An article that has been reprinted on several alternate energy websites seems to indicate that biodiesel is about to be banned in Texas. The article claims the Texas Commission on Environmental Quality is pulling the plug on biodiesel to protect air quality in the lone star state. The commission reportedly faulted biodiesel manufacturers for nitrogen oxide (NOx) emissions and ground level ozone.
Texas is the country’s second biggest producer of biodiesel and it is about to become an ever bigger producer –state air quality threat notwithstanding. Last week, the Houston Chronicle reported that a Texas Commission on Environmental Quality has given the biodiesel industry another year to prove it can meet the new air quality standards.

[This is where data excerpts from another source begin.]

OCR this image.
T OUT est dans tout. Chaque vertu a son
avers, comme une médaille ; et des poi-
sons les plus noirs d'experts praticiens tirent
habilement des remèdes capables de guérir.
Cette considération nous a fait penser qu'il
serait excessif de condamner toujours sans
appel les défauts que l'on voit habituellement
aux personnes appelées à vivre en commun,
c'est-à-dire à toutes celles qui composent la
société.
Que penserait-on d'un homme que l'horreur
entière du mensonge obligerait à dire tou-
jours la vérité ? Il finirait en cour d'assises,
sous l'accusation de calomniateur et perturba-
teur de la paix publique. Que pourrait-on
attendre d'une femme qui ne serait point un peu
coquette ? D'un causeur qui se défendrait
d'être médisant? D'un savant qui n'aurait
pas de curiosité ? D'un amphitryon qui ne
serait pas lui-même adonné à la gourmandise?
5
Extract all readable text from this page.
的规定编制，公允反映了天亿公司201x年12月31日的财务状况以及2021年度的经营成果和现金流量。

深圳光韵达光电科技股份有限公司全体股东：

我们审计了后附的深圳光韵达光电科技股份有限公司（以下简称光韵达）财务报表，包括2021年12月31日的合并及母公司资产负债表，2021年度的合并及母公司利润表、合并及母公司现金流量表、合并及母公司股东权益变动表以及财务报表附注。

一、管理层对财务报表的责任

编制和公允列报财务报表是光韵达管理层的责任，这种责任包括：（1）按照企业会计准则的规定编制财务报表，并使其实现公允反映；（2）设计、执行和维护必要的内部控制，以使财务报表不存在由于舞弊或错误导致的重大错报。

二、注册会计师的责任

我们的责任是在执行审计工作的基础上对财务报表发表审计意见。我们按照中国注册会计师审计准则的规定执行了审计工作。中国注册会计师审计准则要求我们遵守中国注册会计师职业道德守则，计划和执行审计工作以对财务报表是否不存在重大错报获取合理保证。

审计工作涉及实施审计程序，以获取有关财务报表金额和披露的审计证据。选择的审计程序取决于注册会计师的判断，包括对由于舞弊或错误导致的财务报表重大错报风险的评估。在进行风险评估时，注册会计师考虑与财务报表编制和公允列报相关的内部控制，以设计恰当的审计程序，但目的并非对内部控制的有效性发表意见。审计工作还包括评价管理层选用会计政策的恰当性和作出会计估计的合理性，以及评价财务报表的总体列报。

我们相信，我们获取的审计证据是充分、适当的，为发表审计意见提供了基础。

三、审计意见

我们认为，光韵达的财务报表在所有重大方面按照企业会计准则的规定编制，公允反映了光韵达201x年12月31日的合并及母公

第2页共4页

While some producers claim this extension merely keeps them in limbo, others are going full speed ahead with plant expansions. Some of these companies say if Texas decides to go ahead with a ban in 2008, they will market their fuel in other states. A consortium of Houston Biodiesel, LLC, and TexCom Resources broke ground last week on a new plant in the Bayport Industrial Complex. The plant is expected to produce 35 million gallons of B100 biodiesel annually by next December.
Another company, GeoGreen Fuels, plans to build as many as 10 biodiesel plants across Texas in the next three years.
Right now, Texas produces nearly 100 million gallons of biodiesel a year and the question still remains whether or not this alternative fuel actually increases NOx emissions. Lab tests show conflicting results. The testing is ongoing. For now, Texas’ environmental regulators say they need more research before they can rule whether biodiesel actually meets that state’s recently enacted standards.
Nationally, at least 78 companies are building or expanding biodiesel facilities and production capacity is expected to reach nearly two billion gallons a year in the near future.